On Wed, 22 Feb 2017, Géza Gémes wrote:
> On 2017-02-21 23:10, Stefano Stabellini wrote:
> > On Tue, 21 Feb 2017, Géza Gémes wrote:
> > > Hi,
> > > 
> > > I've tried to run the raisin test suite, while pv tests pass the hvm tests
> > > fail. I've identified a number of problems, starting with two small disk
> > > size
> > > to formating the whole disk and then being unable to install grub to the
> > > boot
> > > sector. I've trace down these problems into the incorrect invocation of
> > > the
> > > _create_loop_device function in scripts/lopartsetup.
> > > 
> > > My question: Will it be acceptable if I would replace this part of the
> > > code
> > > with a kpartx call? Or introducing kpartx is a too big change in the list
> > > of
> > > dependencies?
> >   I understand that kpartx makes things much easier, but before
> > introducing it as a dependency, I would like to understand this problem
> > a bit better.
> > 
> > Why is _create_loop_device invoked incorrectly? Is it index or offset
> > that is calculate incorrectly?
> 
> Hi Stefano,
> 
> In scripts/lopartsetup:56 unit="`fdisk -lu $filename 2>/dev/null | grep -e
> "^Units = " | cut -d " " -f 9`" . Using ubuntu 16.04 (fdisk coming from
> util-linux-2.27.1-6ubuntu3.2) this yields to an empty variable, as:
> 
> $sudo fdisk -lu /tmp/tmp.x9UN6uxaG2/busybox-vm-disk 2>/dev/null
> 
> Disk /tmp/tmp.x9UN6uxaG2/busybox-vm-disk: 60 MiB, 62914560 bytes, 122880
> sectors
> Units: sectors of 1 * 512 = 512 bytes
> Sector size (logical/physical): 512 bytes / 512 bytes
> I/O size (minimum/optimal): 512 bytes / 512 bytes
> 
> Because of this both unit and offset are wrong ( offset=`echo $i | tr -s " " |
> cut -d " " -f 2`, where i=fdisk -lu $filename 2>/dev/null | grep -e
> "^$filename")
> 
> As I think that different versions of fdisk will produce different results, we
> either introduce an additional logic for the fdisk version, either change this
> part completely.

It doesn't look like fdisk changed output in this case. It looks like
the disk doesn't have any partitions in it. Am I right?

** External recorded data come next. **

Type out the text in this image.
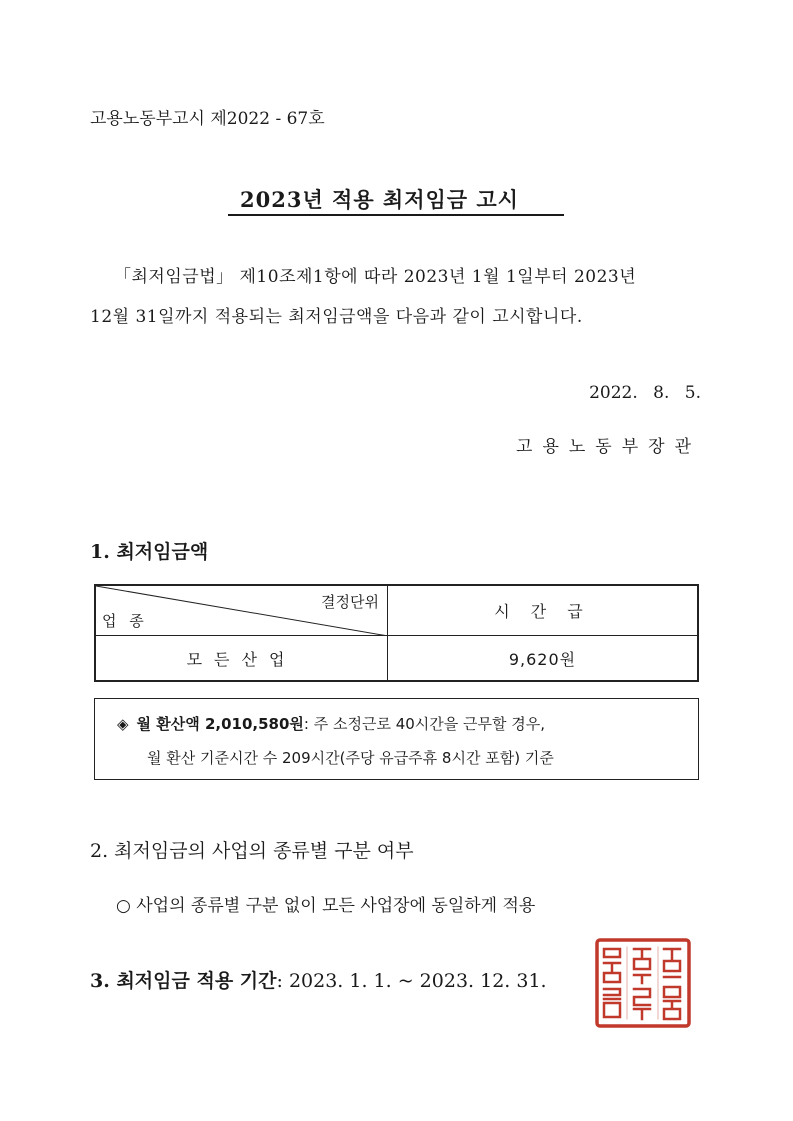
고용노동부고시 제2022 - 67호
2023년 적용 최저임금 고시
「최저임금법」 제10조제1항에 따라 2023년 1월 1일부터 2023년
12월 31일까지 적용되는 최저임금액을 다음과 같이 고시합니다.
2022. 8. 5.
고용노동부장관
1. 최저임금액
결정단위
업 종	시 간 급
모든산업	9,620원
◈ 월 환산액 2,010,580원: 주 소정근로 40시간을 근무할 경우,
월 환산 기준시간 수 209시간(주당 유급주휴 8시간 포함) 기준
2. 최저임금의 사업의 종류별 구분 여부
○ 사업의 종류별 구분 없이 모든 사업장에 동일하게 적용
3. 최저임금 적용 기간: 2023. 1. 1. ~ 2023. 12. 31.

It would be easy to add support to lopartsetup to detect disks without
partitions, and deal with them correctly, without bringing in kpartx.
However, this scenario shouldn't occur, because lopartsetup is only
called by create_one_partition, right after creating a partition on the
disk.

Do you know why create_one_partition doesn't work as expected?